I think the latter is particularly important because the right kind of HVAC system will likely reduce the risk of transmission while the wrong one will likely increase it. Note that this is a critical issue to raise not only from a personal perspective but also from a corporate liability perspective.
4. Reassess your office culture
Finally, you should consider the culture within your law department. Do you have too many nonessential meetings? Do colleagues tend to drop by unannounced, then linger longer than they might need to? Are there any cultural or process changes you think should be made on at least a temporary basis that might reduce the risk of disease transmission?
After you have considered these and any other risks that concern you, make a rational decision on how and whether you will be willing to return to work. I think all law departments I have encountered would be interested in addressing such concerns, either by making changes or by allowing you to continue to work from home.
Be careful out there — and remember to wash your hands!
For more advice and resources on the coronavirus pandemic, visit the ACC Coronavirus Resource Center.
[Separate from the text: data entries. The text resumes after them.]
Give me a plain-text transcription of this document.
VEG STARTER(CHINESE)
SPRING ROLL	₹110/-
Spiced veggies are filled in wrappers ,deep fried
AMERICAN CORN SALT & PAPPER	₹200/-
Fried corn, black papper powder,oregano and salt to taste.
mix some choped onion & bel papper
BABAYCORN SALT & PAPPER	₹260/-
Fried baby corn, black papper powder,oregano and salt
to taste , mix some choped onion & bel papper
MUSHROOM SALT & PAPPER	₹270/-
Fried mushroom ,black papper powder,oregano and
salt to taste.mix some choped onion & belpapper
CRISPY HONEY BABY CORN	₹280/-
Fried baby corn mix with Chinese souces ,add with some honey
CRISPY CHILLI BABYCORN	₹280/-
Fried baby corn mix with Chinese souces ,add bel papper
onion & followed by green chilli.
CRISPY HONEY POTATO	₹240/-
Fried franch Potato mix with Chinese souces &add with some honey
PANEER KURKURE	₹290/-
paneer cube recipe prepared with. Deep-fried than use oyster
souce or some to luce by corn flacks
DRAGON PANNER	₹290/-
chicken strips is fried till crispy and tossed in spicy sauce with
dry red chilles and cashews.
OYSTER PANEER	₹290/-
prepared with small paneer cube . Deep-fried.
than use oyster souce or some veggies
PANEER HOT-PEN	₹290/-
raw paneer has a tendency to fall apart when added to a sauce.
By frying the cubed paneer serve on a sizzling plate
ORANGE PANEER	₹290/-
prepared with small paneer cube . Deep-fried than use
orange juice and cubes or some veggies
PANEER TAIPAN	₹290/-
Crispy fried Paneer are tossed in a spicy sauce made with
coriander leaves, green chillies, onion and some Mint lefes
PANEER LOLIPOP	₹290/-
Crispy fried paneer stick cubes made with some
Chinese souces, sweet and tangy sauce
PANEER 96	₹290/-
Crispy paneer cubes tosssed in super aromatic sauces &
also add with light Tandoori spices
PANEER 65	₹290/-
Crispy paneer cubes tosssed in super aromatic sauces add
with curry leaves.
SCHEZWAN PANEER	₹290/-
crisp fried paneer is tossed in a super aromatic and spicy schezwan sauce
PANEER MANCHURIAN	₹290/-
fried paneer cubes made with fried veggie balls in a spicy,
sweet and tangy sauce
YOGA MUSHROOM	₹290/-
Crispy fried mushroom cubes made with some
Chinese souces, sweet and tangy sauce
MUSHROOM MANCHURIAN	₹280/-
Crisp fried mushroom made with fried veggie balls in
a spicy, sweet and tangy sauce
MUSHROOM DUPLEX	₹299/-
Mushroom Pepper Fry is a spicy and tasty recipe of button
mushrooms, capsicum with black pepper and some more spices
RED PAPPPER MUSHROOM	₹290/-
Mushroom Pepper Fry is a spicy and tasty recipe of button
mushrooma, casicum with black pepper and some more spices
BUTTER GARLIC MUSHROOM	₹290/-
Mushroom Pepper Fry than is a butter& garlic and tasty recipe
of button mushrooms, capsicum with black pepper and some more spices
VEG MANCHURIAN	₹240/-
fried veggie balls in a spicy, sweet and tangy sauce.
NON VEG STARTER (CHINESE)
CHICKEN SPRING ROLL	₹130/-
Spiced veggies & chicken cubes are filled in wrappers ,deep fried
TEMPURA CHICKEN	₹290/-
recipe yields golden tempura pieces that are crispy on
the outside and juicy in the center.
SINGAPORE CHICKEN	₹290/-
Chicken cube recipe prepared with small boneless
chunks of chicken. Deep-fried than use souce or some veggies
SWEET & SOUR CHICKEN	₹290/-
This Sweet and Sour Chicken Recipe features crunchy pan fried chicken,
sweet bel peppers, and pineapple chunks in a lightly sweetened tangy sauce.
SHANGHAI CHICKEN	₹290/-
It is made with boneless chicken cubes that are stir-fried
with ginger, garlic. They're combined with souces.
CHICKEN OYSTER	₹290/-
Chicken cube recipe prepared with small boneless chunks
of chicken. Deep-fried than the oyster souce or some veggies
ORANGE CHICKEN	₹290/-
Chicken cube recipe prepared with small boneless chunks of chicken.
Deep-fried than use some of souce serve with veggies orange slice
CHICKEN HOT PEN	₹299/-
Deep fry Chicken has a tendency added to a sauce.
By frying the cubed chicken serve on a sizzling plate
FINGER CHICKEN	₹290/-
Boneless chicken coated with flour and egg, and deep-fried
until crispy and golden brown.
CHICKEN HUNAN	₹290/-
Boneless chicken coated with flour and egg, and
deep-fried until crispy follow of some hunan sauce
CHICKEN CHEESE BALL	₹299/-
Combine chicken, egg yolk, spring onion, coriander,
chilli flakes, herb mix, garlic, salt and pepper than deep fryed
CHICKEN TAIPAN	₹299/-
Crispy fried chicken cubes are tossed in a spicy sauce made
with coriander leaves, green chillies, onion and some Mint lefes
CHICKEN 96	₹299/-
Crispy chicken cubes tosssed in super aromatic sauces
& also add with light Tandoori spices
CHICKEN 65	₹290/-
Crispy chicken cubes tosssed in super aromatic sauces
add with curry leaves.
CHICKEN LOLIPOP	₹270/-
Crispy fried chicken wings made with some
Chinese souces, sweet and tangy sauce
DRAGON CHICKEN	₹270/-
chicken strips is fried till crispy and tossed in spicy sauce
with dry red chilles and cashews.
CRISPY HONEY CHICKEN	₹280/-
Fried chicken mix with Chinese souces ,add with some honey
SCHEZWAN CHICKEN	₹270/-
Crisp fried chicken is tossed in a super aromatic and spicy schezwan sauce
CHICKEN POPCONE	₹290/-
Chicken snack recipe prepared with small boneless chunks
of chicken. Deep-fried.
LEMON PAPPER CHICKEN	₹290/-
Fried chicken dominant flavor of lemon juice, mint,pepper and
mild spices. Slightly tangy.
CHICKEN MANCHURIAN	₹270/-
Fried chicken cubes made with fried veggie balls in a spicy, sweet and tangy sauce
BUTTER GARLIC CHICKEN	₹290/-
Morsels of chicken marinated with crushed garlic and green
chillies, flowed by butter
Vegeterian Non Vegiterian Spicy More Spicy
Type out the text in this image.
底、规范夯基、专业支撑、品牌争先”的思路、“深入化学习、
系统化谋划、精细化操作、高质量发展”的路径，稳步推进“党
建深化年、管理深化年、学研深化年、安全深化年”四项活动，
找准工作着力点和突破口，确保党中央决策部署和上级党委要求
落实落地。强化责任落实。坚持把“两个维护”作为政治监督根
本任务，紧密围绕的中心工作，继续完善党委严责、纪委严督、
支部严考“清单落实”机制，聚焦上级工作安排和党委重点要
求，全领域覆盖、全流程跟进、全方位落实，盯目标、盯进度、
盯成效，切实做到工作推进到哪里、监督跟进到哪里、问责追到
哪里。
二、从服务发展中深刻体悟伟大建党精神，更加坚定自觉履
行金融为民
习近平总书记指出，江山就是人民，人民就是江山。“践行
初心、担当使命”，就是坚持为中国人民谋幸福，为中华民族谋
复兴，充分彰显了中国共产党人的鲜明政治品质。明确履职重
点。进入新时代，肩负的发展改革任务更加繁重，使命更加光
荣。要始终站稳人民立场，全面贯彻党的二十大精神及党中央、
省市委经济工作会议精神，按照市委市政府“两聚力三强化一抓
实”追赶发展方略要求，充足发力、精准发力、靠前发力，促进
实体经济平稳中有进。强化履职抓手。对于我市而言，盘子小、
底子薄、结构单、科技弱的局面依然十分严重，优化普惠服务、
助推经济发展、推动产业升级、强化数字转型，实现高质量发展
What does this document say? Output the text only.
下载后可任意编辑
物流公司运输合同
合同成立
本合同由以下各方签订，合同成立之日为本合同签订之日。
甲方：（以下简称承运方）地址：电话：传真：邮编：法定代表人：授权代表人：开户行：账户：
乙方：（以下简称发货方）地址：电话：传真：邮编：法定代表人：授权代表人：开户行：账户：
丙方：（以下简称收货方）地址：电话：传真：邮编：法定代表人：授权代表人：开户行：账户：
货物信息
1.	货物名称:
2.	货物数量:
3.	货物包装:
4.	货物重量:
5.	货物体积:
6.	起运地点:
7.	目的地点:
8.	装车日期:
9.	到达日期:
* N.b., I am not one of those who believes there is a conspiracy to promote the “COVID-19 pandemic scam” or even to make a mountain out of a molehill. I do believe that the virus should be and is terrifying from a societal perspective. Just as our economies were not built to withstand long term isolation, they also were not built to withstand a global pandemic that threatens to overwhelm all existing medical facilities and slaughter large numbers of people, no matter how small those numbers may be as a percentage of the overall population. And because social distancing was so foreign to our previous habits, the governments needed to alarm their citizens sufficiently that they would take it seriously. As to the news, both left- and right-wing leaning journalists have learned to do what they must to remain popular with their constituencies, and they also have a cognitive bias in favor of those constituencies. Furthermore, news organizations are fighting for their lives right now, and alarming news is exciting news and exciting news draws eyeballs.